Wristbot: A Novel Device for Assessment of Proprioceptive Deficits after Stroke

Project IDRRG1/16003
PartnerTan Tock Seng Hospital
FocusPrecision Rehabilitation
Clinical PI
Dr Karen CHUA Sui Geok
Senior Consultant, Rehabilitation Medicine
Tan Tock Seng Hospital
Technical PI
A/Prof Domenico CAMPOLO
Director, Robotics Research Centre
School of Mechanical and Aerospace Engineering,
Nanyang Technological University


The challenge

Upper limb impairment after stroke affects around 66% of survivors and only around 40% regain partial functional use of their limb after rehabilitation. Proprioceptive (body awareness deficits) are also apparent in around 37% of subjects, which negatively impacts therapy efficacy on motor recovery.

Robot Aided rehabilitation is a widely accepted method with the potential to reduce motor impairments, but the sensory assessment has been never considered and targeted. Emerging evidence suggests that assessment of proprioception may improve the rehabilitation efficacy and better target the therapy, leading to more tangible results at discharge.


The proposed solution

WristBot is a robotic system designed to perform an objective assessment of sensory-motor deficits of the wrist.

It has been validated in several clinical trials, including in chronic stroke patients. Its unique feature employs a newly conceived methodology to achieve intensive, task-specific protocols and to accurately quantify the proprioceptive impairment.

We tested the WristBot to assess proprioception in a sample of 50 acute/subacute strokes with arm motor impairments during inpatient rehabilitation, and determined any correlations between standardised motor, sensory and functional outcomes pre/post inpatient rehabilitation programme and at one-month post discharge.

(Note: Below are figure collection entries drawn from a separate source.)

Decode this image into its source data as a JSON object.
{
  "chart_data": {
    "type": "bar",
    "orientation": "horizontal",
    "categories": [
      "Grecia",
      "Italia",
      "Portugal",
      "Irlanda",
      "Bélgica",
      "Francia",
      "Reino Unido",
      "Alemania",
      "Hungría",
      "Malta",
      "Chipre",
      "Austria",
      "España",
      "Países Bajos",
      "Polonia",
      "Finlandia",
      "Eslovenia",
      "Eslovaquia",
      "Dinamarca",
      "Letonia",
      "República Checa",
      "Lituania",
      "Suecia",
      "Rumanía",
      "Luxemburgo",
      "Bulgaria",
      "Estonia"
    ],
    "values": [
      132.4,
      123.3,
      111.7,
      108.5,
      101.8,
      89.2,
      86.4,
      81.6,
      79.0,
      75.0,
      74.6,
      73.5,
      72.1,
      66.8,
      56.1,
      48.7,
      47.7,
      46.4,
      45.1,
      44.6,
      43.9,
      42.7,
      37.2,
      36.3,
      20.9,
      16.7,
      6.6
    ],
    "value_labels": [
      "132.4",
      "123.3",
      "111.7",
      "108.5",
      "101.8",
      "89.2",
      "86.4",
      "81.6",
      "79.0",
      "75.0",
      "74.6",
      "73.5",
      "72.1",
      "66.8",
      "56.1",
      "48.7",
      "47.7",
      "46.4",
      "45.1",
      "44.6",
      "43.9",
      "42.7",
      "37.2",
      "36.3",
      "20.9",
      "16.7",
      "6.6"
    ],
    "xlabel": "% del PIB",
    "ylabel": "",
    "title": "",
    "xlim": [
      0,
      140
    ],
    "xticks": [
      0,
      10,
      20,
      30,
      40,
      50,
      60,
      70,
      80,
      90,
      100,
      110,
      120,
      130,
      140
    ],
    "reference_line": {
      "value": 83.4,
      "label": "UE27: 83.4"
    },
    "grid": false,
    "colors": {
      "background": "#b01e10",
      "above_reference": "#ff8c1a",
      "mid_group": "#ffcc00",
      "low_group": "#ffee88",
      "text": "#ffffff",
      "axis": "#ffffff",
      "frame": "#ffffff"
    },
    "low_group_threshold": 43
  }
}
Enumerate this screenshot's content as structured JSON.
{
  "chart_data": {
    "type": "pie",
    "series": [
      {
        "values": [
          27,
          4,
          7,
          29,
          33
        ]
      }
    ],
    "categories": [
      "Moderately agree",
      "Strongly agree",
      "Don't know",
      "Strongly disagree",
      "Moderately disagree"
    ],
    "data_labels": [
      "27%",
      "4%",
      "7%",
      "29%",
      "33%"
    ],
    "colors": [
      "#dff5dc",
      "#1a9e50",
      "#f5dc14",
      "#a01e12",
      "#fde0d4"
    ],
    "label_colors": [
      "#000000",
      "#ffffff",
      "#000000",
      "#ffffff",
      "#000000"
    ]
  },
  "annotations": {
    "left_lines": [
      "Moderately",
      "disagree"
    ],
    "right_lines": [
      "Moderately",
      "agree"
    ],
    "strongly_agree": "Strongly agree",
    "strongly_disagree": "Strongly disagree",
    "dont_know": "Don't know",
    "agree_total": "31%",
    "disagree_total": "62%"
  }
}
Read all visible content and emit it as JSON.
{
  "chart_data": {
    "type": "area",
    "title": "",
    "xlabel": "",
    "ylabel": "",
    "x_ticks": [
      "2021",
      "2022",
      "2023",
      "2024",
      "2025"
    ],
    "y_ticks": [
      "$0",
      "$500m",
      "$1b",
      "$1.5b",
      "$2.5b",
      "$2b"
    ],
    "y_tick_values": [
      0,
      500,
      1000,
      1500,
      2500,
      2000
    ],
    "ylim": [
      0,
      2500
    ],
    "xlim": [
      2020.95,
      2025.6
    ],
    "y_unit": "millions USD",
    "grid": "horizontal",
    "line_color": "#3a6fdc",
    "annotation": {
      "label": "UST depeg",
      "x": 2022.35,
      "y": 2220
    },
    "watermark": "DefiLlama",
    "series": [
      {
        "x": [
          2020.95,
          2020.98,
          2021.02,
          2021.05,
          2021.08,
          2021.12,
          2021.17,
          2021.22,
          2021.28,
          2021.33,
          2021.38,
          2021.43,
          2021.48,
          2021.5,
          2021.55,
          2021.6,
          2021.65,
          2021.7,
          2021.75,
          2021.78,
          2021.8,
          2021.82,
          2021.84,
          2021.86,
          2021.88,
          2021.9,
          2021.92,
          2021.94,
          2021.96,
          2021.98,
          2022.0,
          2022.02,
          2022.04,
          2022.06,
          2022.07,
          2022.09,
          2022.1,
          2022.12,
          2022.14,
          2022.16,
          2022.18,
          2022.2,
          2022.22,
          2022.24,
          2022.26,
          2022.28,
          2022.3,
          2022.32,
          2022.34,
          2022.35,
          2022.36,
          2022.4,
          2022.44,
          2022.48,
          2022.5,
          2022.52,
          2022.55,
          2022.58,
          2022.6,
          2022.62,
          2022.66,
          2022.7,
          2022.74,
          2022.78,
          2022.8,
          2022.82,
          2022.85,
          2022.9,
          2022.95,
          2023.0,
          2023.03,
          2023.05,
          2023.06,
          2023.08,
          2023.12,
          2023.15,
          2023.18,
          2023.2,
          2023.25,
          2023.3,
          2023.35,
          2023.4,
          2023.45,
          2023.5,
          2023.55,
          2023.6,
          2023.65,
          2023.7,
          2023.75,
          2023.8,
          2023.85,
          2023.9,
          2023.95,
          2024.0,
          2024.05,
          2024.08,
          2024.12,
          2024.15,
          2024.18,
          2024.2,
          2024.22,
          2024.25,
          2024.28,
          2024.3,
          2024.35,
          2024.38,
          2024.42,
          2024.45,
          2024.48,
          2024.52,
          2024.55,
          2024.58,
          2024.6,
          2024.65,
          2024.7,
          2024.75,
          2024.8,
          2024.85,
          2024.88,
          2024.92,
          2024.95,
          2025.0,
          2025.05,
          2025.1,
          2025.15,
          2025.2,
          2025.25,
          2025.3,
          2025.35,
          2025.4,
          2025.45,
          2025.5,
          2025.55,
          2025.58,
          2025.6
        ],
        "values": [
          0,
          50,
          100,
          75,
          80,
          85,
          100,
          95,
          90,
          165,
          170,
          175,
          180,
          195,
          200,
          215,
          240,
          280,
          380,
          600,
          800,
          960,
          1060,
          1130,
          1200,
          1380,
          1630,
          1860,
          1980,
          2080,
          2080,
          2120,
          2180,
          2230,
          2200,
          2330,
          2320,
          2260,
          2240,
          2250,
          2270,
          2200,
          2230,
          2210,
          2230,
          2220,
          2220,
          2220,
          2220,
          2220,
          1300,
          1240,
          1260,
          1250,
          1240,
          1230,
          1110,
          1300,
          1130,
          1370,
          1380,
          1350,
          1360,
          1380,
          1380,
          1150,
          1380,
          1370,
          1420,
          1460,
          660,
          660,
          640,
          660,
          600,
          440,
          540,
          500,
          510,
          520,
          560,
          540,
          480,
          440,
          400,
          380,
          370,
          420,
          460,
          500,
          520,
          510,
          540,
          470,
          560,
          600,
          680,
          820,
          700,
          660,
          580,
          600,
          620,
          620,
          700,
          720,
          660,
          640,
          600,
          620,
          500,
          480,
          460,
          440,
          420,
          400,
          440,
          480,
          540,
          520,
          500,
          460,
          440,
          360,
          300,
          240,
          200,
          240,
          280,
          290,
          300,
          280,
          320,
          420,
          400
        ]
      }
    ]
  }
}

The hypotheses are that WristBot can safely and quickly objectify sensory deficits on admission and track changes across therapy with higher sensitivities than standardised tools, providing clinical personnel with an accurate quantification of the sensory motor deficits across the therapy.

Study methodology uses a prospective, clinical trial on stroke patients, with clinical, functional and WristBot measurements taken at three fixed time points. Results will be used to improve the platform and the proposed methodology.